Май 1888 г.
Какими глаза вышли пронзительно-обреченными, и столько в них тоски и смертной муки, словно угадал Илья Ефимович будущую судьбу своего друга, словно накаркал, – вздыхал художник, глядя на стоящий на подрамнике этюд, написанный им со своего недавно почившего друга литератора Всеволода Гаршина.
Ах, боже мой! боже! Отчего так тяжело, отчего так горько? И ведь какой светлый, какой кроткий, какой талантливый человек ушел. Может, и правда это он виноват, сглазил, вытянул живую душу из человека и в полотно запрятал? Уж и так про него слухи поползли.
Привычно поглаживая рукой холеную острую бородку, грустно размышлял Илья Ефимович Репин, стоя перед портретом своего друга.
В обеих столицах натурщики с ним работать боятся. Хотя Модест Петрович Мусоргский и без того был плох, когда портрет с него писался, а все ж злые языки не преминули вспомнить, когда Гаршин скончался, что и Мусоргский умер после того, как Репин с него портрет написал. А Пирогов? Ну не от сглаза ведь помер он, от рака. А уж что про мужиков болтали, с которых он своих «Бурлаков…» писал, и вспоминать тошно. И мор-де на них черный напал, и одного за другим их нечистый прибрал, и всякую прочую чушь говорили.
Недавно одну бабу на улице встретил, хотел рисунок с нее сделать, три рубля предлагал. А она как услышала, с кем говорит, закрестилась, плюнула ему под ноги и антихристом назвала. Было неловко и обидно.
Илья Ефимович отошел от портрета Всеволода Михайловича Гаршина, того самого, которого взял за основу при создании образа царевича Ивана для картины «Иван Грозный и сын его Иван 16 ноября 1581 г.», обнял себя, с грустью вспоминая их последнюю встречу.
А обреченность на гибель еще при знакомстве читалась в лице его друга, тонком, прекрасном, таком одухотворенном.
Размышлял Илья Ефимович: «Как странно и как быстро все случилось.
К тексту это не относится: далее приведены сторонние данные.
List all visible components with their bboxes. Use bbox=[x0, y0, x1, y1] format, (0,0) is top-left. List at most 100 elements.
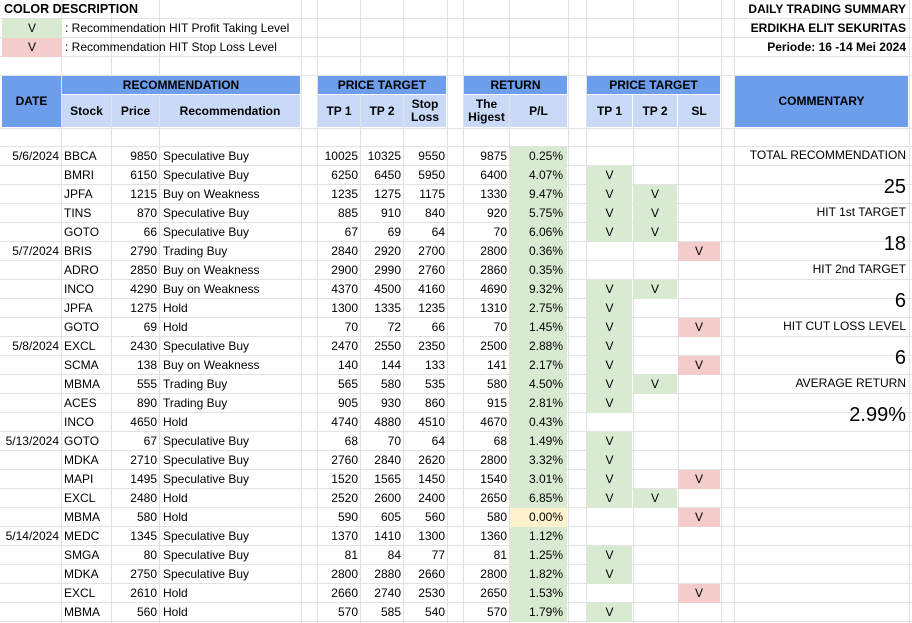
cell-price: 1275 bbox=[130, 301, 157, 315]
cell-rec: Hold bbox=[163, 320, 188, 334]
grid-vline bbox=[568, 0, 569, 623]
cell-hit-sl bbox=[678, 546, 720, 565]
commentary-label: HIT 2nd TARGET bbox=[812, 262, 906, 276]
cell-sl: 9550 bbox=[418, 149, 445, 163]
cell-hit-tp2 bbox=[633, 451, 677, 470]
cell-tp2: 1410 bbox=[374, 529, 401, 543]
grid-hline bbox=[0, 564, 912, 565]
cell-sl: 2350 bbox=[418, 339, 445, 353]
grid-hline bbox=[0, 621, 912, 622]
cell-pl: 4.50% bbox=[510, 375, 567, 394]
header-stock: Stock bbox=[62, 95, 111, 127]
cell-hit-tp1 bbox=[587, 527, 632, 546]
cell-hit-tp2: V bbox=[633, 223, 677, 242]
cell-pl: 2.75% bbox=[510, 299, 567, 318]
cell-rec: Speculative Buy bbox=[163, 567, 250, 581]
grid-hline bbox=[0, 450, 912, 451]
cell-hit-tp1: V bbox=[587, 489, 632, 508]
cell-pl: 1.82% bbox=[510, 565, 567, 584]
cell-tp2: 6450 bbox=[374, 168, 401, 182]
cell-sl: 860 bbox=[424, 396, 445, 410]
cell-date bbox=[2, 413, 59, 432]
grid-vline bbox=[678, 0, 679, 623]
cell-high: 1330 bbox=[480, 187, 507, 201]
cell-tp1: 905 bbox=[337, 396, 358, 410]
cell-hit-tp2 bbox=[633, 261, 677, 280]
legend-swatch-stoploss: V bbox=[2, 38, 62, 57]
cell-hit-tp2: V bbox=[633, 185, 677, 204]
cell-price: 9850 bbox=[130, 149, 157, 163]
cell-rec: Speculative Buy bbox=[163, 206, 250, 220]
cell-stock: MBMA bbox=[64, 605, 100, 619]
cell-hit-tp2 bbox=[633, 432, 677, 451]
cell-pl: 0.25% bbox=[510, 147, 567, 166]
cell-hit-sl bbox=[678, 166, 720, 185]
cell-hit-sl bbox=[678, 527, 720, 546]
cell-pl: 2.81% bbox=[510, 394, 567, 413]
cell-tp2: 4880 bbox=[374, 415, 401, 429]
cell-hit-tp2 bbox=[633, 527, 677, 546]
cell-tp1: 570 bbox=[337, 605, 358, 619]
cell-price: 890 bbox=[136, 396, 157, 410]
cell-tp2: 2840 bbox=[374, 453, 401, 467]
cell-high: 580 bbox=[486, 377, 507, 391]
cell-tp1: 1235 bbox=[331, 187, 358, 201]
cell-date bbox=[2, 356, 59, 375]
cell-sl: 2620 bbox=[418, 453, 445, 467]
grid-hline bbox=[0, 412, 912, 413]
cell-high: 68 bbox=[493, 434, 507, 448]
cell-sl: 2660 bbox=[418, 567, 445, 581]
cell-stock: MDKA bbox=[64, 567, 99, 581]
grid-hline bbox=[0, 128, 912, 129]
cell-tp2: 2600 bbox=[374, 491, 401, 505]
cell-hit-tp2 bbox=[633, 318, 677, 337]
cell-stock: JPFA bbox=[64, 301, 93, 315]
cell-hit-sl: V bbox=[678, 584, 720, 603]
cell-hit-tp1 bbox=[587, 413, 632, 432]
cell-tp1: 70 bbox=[344, 320, 358, 334]
cell-hit-tp2 bbox=[633, 470, 677, 489]
cell-hit-tp2: V bbox=[633, 204, 677, 223]
cell-tp2: 70 bbox=[387, 434, 401, 448]
cell-tp2: 2550 bbox=[374, 339, 401, 353]
cell-date bbox=[2, 546, 59, 565]
cell-tp2: 1565 bbox=[374, 472, 401, 486]
summary-title: DAILY TRADING SUMMARY bbox=[748, 2, 906, 16]
grid-hline bbox=[0, 75, 912, 76]
cell-rec: Hold bbox=[163, 491, 188, 505]
cell-date bbox=[2, 508, 59, 527]
cell-date bbox=[2, 204, 59, 223]
legend-title: COLOR DESCRIPTION bbox=[4, 2, 139, 16]
cell-hit-tp2 bbox=[633, 242, 677, 261]
cell-stock: EXCL bbox=[64, 586, 96, 600]
cell-price: 2430 bbox=[130, 339, 157, 353]
cell-high: 70 bbox=[493, 225, 507, 239]
cell-high: 570 bbox=[486, 605, 507, 619]
grid-hline bbox=[0, 336, 912, 337]
header-sl-hit: SL bbox=[678, 95, 720, 127]
cell-pl: 6.85% bbox=[510, 489, 567, 508]
cell-tp2: 2920 bbox=[374, 244, 401, 258]
cell-high: 141 bbox=[486, 358, 507, 372]
cell-hit-tp1: V bbox=[587, 337, 632, 356]
cell-pl: 9.32% bbox=[510, 280, 567, 299]
cell-hit-sl bbox=[678, 603, 720, 622]
cell-rec: Buy on Weakness bbox=[163, 263, 260, 277]
cell-rec: Hold bbox=[163, 605, 188, 619]
cell-hit-tp1: V bbox=[587, 204, 632, 223]
cell-tp1: 885 bbox=[337, 206, 358, 220]
cell-high: 2860 bbox=[480, 263, 507, 277]
cell-tp1: 67 bbox=[344, 225, 358, 239]
grid-vline bbox=[111, 0, 112, 623]
cell-price: 66 bbox=[143, 225, 157, 239]
cell-tp1: 2520 bbox=[331, 491, 358, 505]
cell-tp2: 1275 bbox=[374, 187, 401, 201]
cell-date bbox=[2, 185, 59, 204]
header-price-target-group-2: PRICE TARGET bbox=[587, 76, 720, 94]
cell-stock: BRIS bbox=[64, 244, 93, 258]
header-highest: The Higest bbox=[464, 95, 509, 127]
header-stop-loss: Stop Loss bbox=[404, 95, 446, 127]
header-tp2-hit: TP 2 bbox=[633, 95, 677, 127]
cell-stock: TINS bbox=[64, 206, 92, 220]
grid-vline bbox=[721, 0, 722, 623]
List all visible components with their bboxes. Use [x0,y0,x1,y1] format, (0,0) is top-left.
Мог я помешать, предотвратить?»
Неизвестно.
Илья Ефимович закурил, он вспомнил, как встретились они с Гаршиным случайно в Гостином дворе за неделю до трагедии. Их последняя встреча. Всеволод Михайлович был грустен, убит, расстроен. Вспомнилось, как он плакал в тот день, перед прохожими было даже неудобно. Как прятал слезы. И тоска в глазах, тоска и страх потерять рассудок. А Илья Ефимович очень его жалел, советовал из Петербурга уехать, развеяться, отвлечься. И ведь собирался же Всеволод Михайлович, собирался же. Двух дней не дожил до отъезда. Выбросился в лестничный пролет. Выбежал из квартиры, и… Илья Ефимович потер глаза, словно боясь навернувшихся слез. Лицо дорогого друга стояло перед ним как живое, с обычным кротким сиянием лучистых, восторженных глаз. Вспомнились его слова, крик души.
– Знаете ли, я всего больше боюсь слабоумия. И если бы нашелся друг с характером, который бы покончил co мною из жалости, когда я потеряю рассудок! Ничего не могу делать, ни o чем думать… Это была бы неоценимая услуга друга мне.
Нет. Слишком тяжело было вспоминать, слишком свежа еще потеря. Илья Ефимович вздохнул, подошел к портрету и завесил его куском темного шелка.
Дверь кабинета со скрипом приоткрылась. Заглянула горничная, глуповатая, недалекая девица с толстой косой до пят.
– Ну, чего тебе? – устало спросил Илья Ефимович. – Ведь говорил же, не беспокоить меня.
Горничная помялась и, похлопав большими, какими-то по-коровьи бессмысленными влажными глазами, сообщила:
– Так барышня к вам.
– Какая барышня? Я же говорил, занят, не принимаю никого, – ворчливо ответил Илья Ефимович, сердясь на бестолковую девицу. И домашних, как назло, никого нет.